Los cálidos ojos de Serena lo envolvieron a pesar de mantener esos escasos centímetros de distancia entre ambos. Conrad apenas podía resistirse a abrazarla.
—¿Por qué has vuelto, Conrad?, ¿por qué has vuelto después de lo que te hice?
—Sabía que había otros factores en juego, Serena. Tenía que descubrir cuáles eran.
El rostro de Serena parecía triste, derrotado.
—¿Y luego qué? —insistió ella—. ¿Cuáles eran tus planes de futuro para nosotros dos… si es que crees que tenemos un futuro?
—¿Te refieres a si tú no fueras miembro de la Alineación, o a si no fueras monja?
—Técnicamente hablando, ya no soy monja. Tuve que abandonar a las carmelitas para entrar en el Dei.

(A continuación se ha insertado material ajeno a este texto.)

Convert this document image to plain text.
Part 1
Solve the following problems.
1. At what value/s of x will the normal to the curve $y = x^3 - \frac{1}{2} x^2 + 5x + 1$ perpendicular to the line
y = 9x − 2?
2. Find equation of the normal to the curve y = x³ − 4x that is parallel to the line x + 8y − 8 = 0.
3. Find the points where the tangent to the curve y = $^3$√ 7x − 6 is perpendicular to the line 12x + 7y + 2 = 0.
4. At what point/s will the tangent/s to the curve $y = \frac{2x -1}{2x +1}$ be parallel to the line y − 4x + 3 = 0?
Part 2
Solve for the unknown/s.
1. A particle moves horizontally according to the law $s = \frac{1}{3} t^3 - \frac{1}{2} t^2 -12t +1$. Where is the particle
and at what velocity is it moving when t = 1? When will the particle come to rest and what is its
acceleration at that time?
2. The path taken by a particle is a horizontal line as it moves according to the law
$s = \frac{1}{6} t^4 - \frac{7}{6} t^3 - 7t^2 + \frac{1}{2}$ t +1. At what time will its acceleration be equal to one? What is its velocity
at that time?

Y como el Dei no reconoce a las mujeres como candidatas a sus filas, en realidad soy como un líder laico dentro de la Iglesia.
Una chispa de esperanza prendió en el corazón de Conrad.
—Eso es maravilloso —soltó él, agarrándola de la mano—. La mejor noticia que he oído.
—Entonces, ¿cuántos niños quieres tener, Conrad? —preguntó Serena, tratando evidentemente de asustarlo. Serena no era ninguna mojigata—. Tendrás que cuidar de ellos. Lo sabes, ¿verdad?
—¿Yo?
—Solo porque no sea monja eso no quiere decir que vaya a dejar de lado el trabajo de viajar a los rincones más recónditos de este mundo del Señor para ayudar a los más necesitados.
—Por mí, bien —dijo él, siguiéndole el juego—. Por lo general las ruinas suelen estar por esos mismos sitios. Puedes atarte a los niños a la espalda y colgarte de los árboles todo lo que quieras.
—¿Tienes algo contra las niñas, Conrad?
—Nada —negó él—. Solo que, biológicamente hablando, ¿no soy yo el que decide eso? Supongo que solo hay un modo de averiguarlo —dijo Conrad, que la atrajo suavemente hacia sí. Su voz se hizo más tierna para añadir—: Tú eres lo único que tengo en la vida, Serena. Todo lo demás es polvo. El asentamiento de esclavos hebreos que descubrí junto a la pirámide de Giza. Ha desaparecido. La Atlántida en la Antártida. Ha desaparecido. Lo único que conseguí recuperar fueron los globos, pero el tío Sam y tú me los robasteis.
—Lo siento, Conrad. De verdad que lo siento.
—No, no lo comprendes, Serena. Ya no me importa. No necesito hacer grandes descubrimientos. Tú y yo podemos hacer los nuestros. Eres tú lo que he estado buscando toda mi vida. Lo supe en el mismo momento en que te vi. Y no quiero perderte nunca más.
Los ojos de Serena brillaban a causa de las lágrimas. Serena se arrojó en brazos de Conrad, lo rodeó por el cuello, alzó sus encantadores labios hacia él y lo besó.
Conrad sintió que tanto su cuerpo como su espíritu volvían a la vida al abrazarse los dos. No podía creer que estuviera a punto de suceder.
—Por favor perdóname, Conrad, por todo lo que te he hecho —dijo ella, besándolo una y otra vez—. Por lo que te voy a hacer.
Su cabeza era un torbellino de puro éxtasis. ¿Os e trataba de algo más? Conrad abrió los ojos y vio que la habitación daba vueltas por detrás de la imagen borrosa del rostro de Serena.
—¡Te odio! —gimió él mientras la droga que ella le había suministrado, fuera la que fuera, se adueñaba lentamente de todo su cuerpo.
—Perdóname —susurró ella sin dejar de besarlo abierta, apasionadamente, hasta que Conrad lo vio todo negro.